Modified Mikado

7 Dec

Hugh Canning’s review of Co-Opera Company’s Mikado in the October OPERA magazine was so good that I changed a few appointments to get to see it when it reached Hastings on 3rd December.  Maybe a Tuesday night in December at the White Rock in Hastings isn’t the best way to experience the piece.  Or perhaps not in the reduced version put on by Co-Opera.  It didn’t help that we had a small audience that seemed to have been bussed in from the local morgue.

Let’s get the problems out of the way.  Gilbert and Sullivan operas were written  for a company, including a chorus of 32 and a decent opera-sized orchestra.  They had considerable amounts of money spent on them and dance was an important element.  All the most successful post-D’Oyly Carte productions have understood this and given us an element of spectacle.  With the best will in the world, you cannot replicate the excitement and the spectacle that is an integral part of any decent Gilbert and Sullivan opera with a cast of eight, doubling up as the chorurs.  As a result, the finales fell flat and the sheer exhileration you should feel after Act I was missing.

Similarly, does anyone else remember how “here’s a how de do” used to stop the show when the old D’Oyly Carte did, simply through the extravagant silliness of the choreography?  Nobody, not even Jonathan Miller has been able to reproduce anything like that.  Here, the choreography was tame and the show missed the lift that it can get – many of the numbers lost their impact as a result.

Perhaps these were the downsides of what otherwise was a really alert and enjoyable performance of the piece.  What was key was the way in which the excellent cast performed the text as if it was new.  It was beautifully inflected, delivered with panache and you relished the way everything really meant something.  It felt as if the text had been cleaned and spruced up.  Examples?  You actually felt Katisha’s grief when she first thought Nanki Poo was dead.  Martin Nelson’s Mikado made more out of My Object All Sublime than any other Mikado I have heard.  There were countless little touches that made you listen to the words (which I know pretty much by heart) anew.  On that count alone it was worth the visit.

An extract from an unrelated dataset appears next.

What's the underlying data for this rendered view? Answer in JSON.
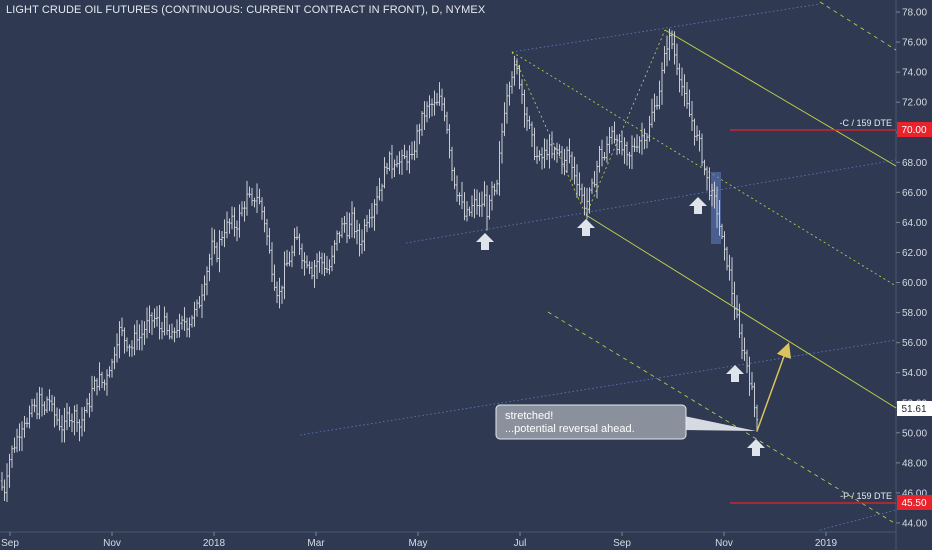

The cast, too, was excellent: mostly young singers, but performing was a real assurance.  Tristan Stocks made a handsome, intelligent Nanki-Poo, stretched slightly by some of the demands of the music, but here is a very pleasing light tenor with a nice quality – he’d be a great Candide.  Llio Evans was a really lovely, alert Yum-Yum who did a charming Sun whose rays, which was gorgeously shaped to the words.  Thomas Asher’s Pish Tush, normally a nothing role, did the best Our great Mikado I have ever heard, simply through his alert use of words and was a constant joy to watch.  I like a rather larger, oilier figure and voice than Owain Browne could provide for Pooh-Bah, but he just about made up for it by the understated wit of his performance.  Susanne Holmes and Pitti Sing and Georgina Stalbow as Peep-Bo worked hard and well.

Of the more experienced singers, Sandra Porter contributed a really moving, well-sung, characterful Katisha who managed to make the figure moving and funny.  Martin Nelson was an admirably cool, impeccably timed Mikado.  David Phipps-Davies was one of the best Ko-Ko’s I’ve seen – turning him into a rather pathetic, grumpy, insecure little man.  I couldn’t help feeling that Grossmith might have been like this.  He contributed a lengthy but very, very funny little list.

John Andrews conducted a rather intelligent performance.  Tempi struck me as a bit on the slow side but it helped with the articulation of the words.  His phrasing, however, was glorious – the oboe playing of The Sun whose rays in the overture was a joy – and he gave as joyous a performance as an orchestra of 13 and a cast of eight allowed.

James Bonas was the director and must obviously take lots of credit for all the good, stylish acting and great dialogue. I wasn’t particularly taken by the idea that it was set in an opium den in 1901 but, to be quite frank, there was nothing beyond the overture to suggest that this was at all relevant.  Above all, he needed a decent choreographer.

So it was nice evening and I enjoyed myself.  At £22, it was a pretty good bargain.  It probably wasn’t worth rearranging the rest of my life for.  The last time I saw something in Hastings, I thought Hastings deserved better.  For all the virtues of the staging  The Mikado deserves more than this.